Senado regional y “tecnomermelada”
Otra propuesta de la reforma que parece calcada de la fallida reforma política del 2015 es la de establecer un Senado integrado por 70 senadores elegidos por ocho circunscripciones regionales y 30 elegidos por circunscripción nacional. Se conserva el número de 100 senadores a la par que se busca otorgar un asiento en el Legislativo a departamentos que por su baja densidad poblacional o censo electoral nunca han tenido un senador propio en el Capitolio. Está propuesta tiene sentido en clave de descentralizar la representación política en el Senado ya que los grandes centros poblados del país tienen por efecto arrastre una mayor cantidad de senadores.
Algo novedoso en la reforma es aquello de otorgarle al Congreso el manejo de una “quinta parte del presupuesto nacional de inversión”, es decir, cerca de 9 billones de pesos que los “Padres de la Patria” podrán invertir en sus regiones previa aprobación de la plenaria y el Departamento Nacional de Planeación (DNP).
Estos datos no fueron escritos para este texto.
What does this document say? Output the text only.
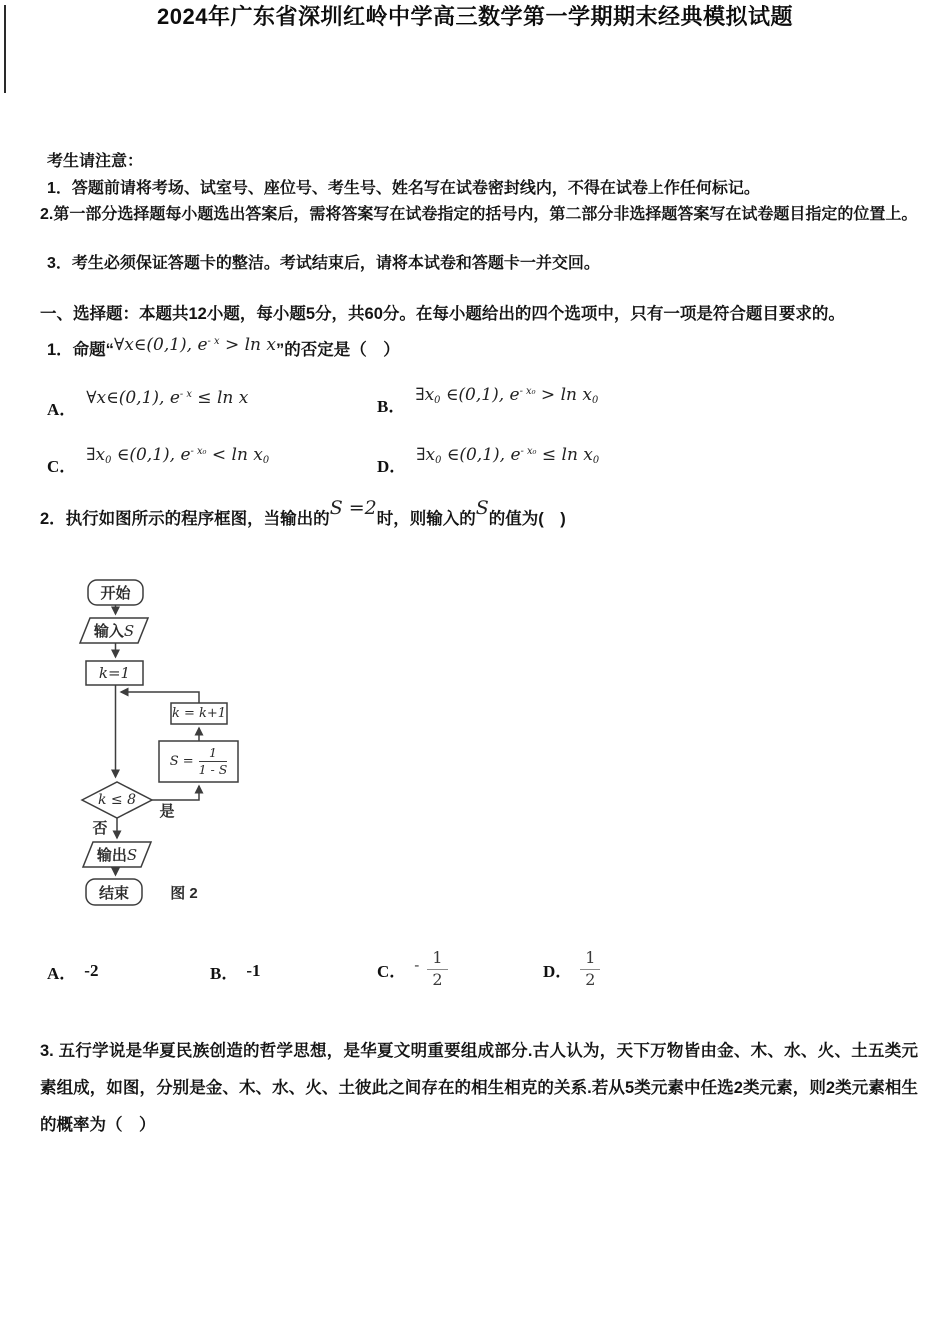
2024年广东省深圳红岭中学高三数学第一学期期末经典模拟试题
考生请注意：
1．答题前请将考场、试室号、座位号、考生号、姓名写在试卷密封线内，不得在试卷上作任何标记。
2.第一部分选择题每小题选出答案后，需将答案写在试卷指定的括号内，第二部分非选择题答案写在试卷题目指定的位置上。
3．考生必须保证答题卡的整洁。考试结束后，请将本试卷和答题卡一并交回。
一、选择题：本题共12小题，每小题5分，共60分。在每小题给出的四个选项中，只有一项是符合题目要求的。
1．命题“∀x∈(0,1), $e^{- x} > \ln x$”的否定是（　）
A．
∀x∈(0,1), $e^{- x} \le \ln x$	B．
$\exists x_0$ ∈(0,1), $e^{- x_0} > \ln x_0$
C．
$\exists x_0$ ∈(0,1), $e^{- x_0} < \ln x_0$	D．
$\exists x_0$ ∈(0,1), $e^{- x_0} \le \ln x_0$
2．执行如图所示的程序框图，当输出的S =2时，则输入的S的值为(　)
开始
输入 S
k=1
k = k+1
$S = \frac{1}{1 - S}$
k ≤ 8
是
否
输出 S
结束	图 2
A． -2	B． -1	C． - $\frac{1}{2}$	D． $\frac{1}{2}$
3. 五行学说是华夏民族创造的哲学思想，是华夏文明重要组成部分.古人认为，天下万物皆由金、木、水、火、土五类元素组成，如图，分别是金、木、水、火、土彼此之间存在的相生相克的关系.若从5类元素中任选2类元素，则2类元素相生的概率为（　）
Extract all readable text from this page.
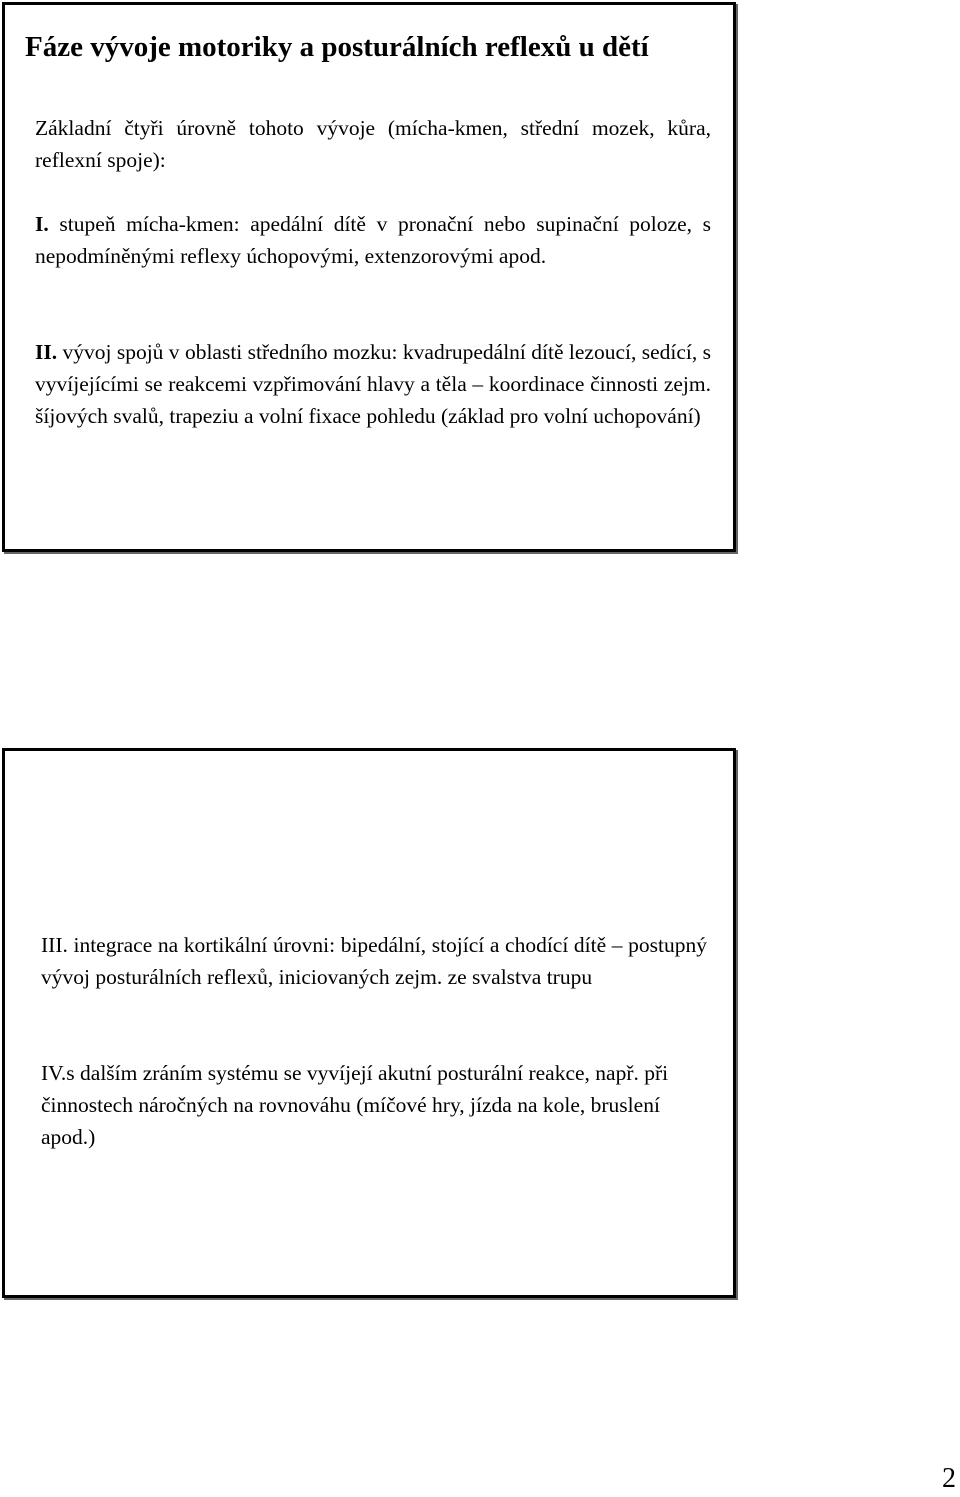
Fáze vývoje motoriky a posturálních reflexů u dětí

Základní čtyři úrovně tohoto vývoje (mícha-kmen, střední mozek, kůra, reflexní spoje):

I. stupeň mícha-kmen: apedální dítě v pronační nebo supinační poloze, s nepodmíněnými reflexy úchopovými, extenzorovými apod.

II. vývoj spojů v oblasti středního mozku: kvadrupedální dítě lezoucí, sedící, s vyvíjejícími se reakcemi vzpřimování hlavy a těla – koordinace činnosti zejm. šíjových svalů, trapeziu a volní fixace pohledu (základ pro volní uchopování)

III. integrace na kortikální úrovni: bipedální, stojící a chodící dítě – postupný vývoj posturálních reflexů, iniciovaných zejm. ze svalstva trupu

IV.s dalším zráním systému se vyvíjejí akutní posturální reakce, např. při činnostech náročných na rovnováhu (míčové hry, jízda na kole, bruslení apod.)

2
Es la “tecnomermelada” ya que implica la legalización de la práctica que han utilizado los gobiernos para concertar mayorías en el Congreso. De aprobarse le daría un altísimo poder al DNP y podría destrabar con creces la precaria gobernabilidad de Duque.
¿Pasará?
Con este tipo de reformas no se pueden hacer muchas ilusiones porque en el último debate se puede hundir totalmente. Las reformas políticas terminan siendo una suerte de transacción entre una agenda de gobierno y la clase política tradicional para reformar o ajustar prácticas desgastadas. Depende de la capacidad del gobierno para concertar una visión en conjunto y que así todos los sectores políticos se sientan partícipes de un “cambio” así resulte precario. La propuesta de Duque tiene puntos positivos y otros que dejan serias inquietudes. Sin embargo, sí plantea soluciones estructurales a un sistema político-electoral corrupto por naturaleza.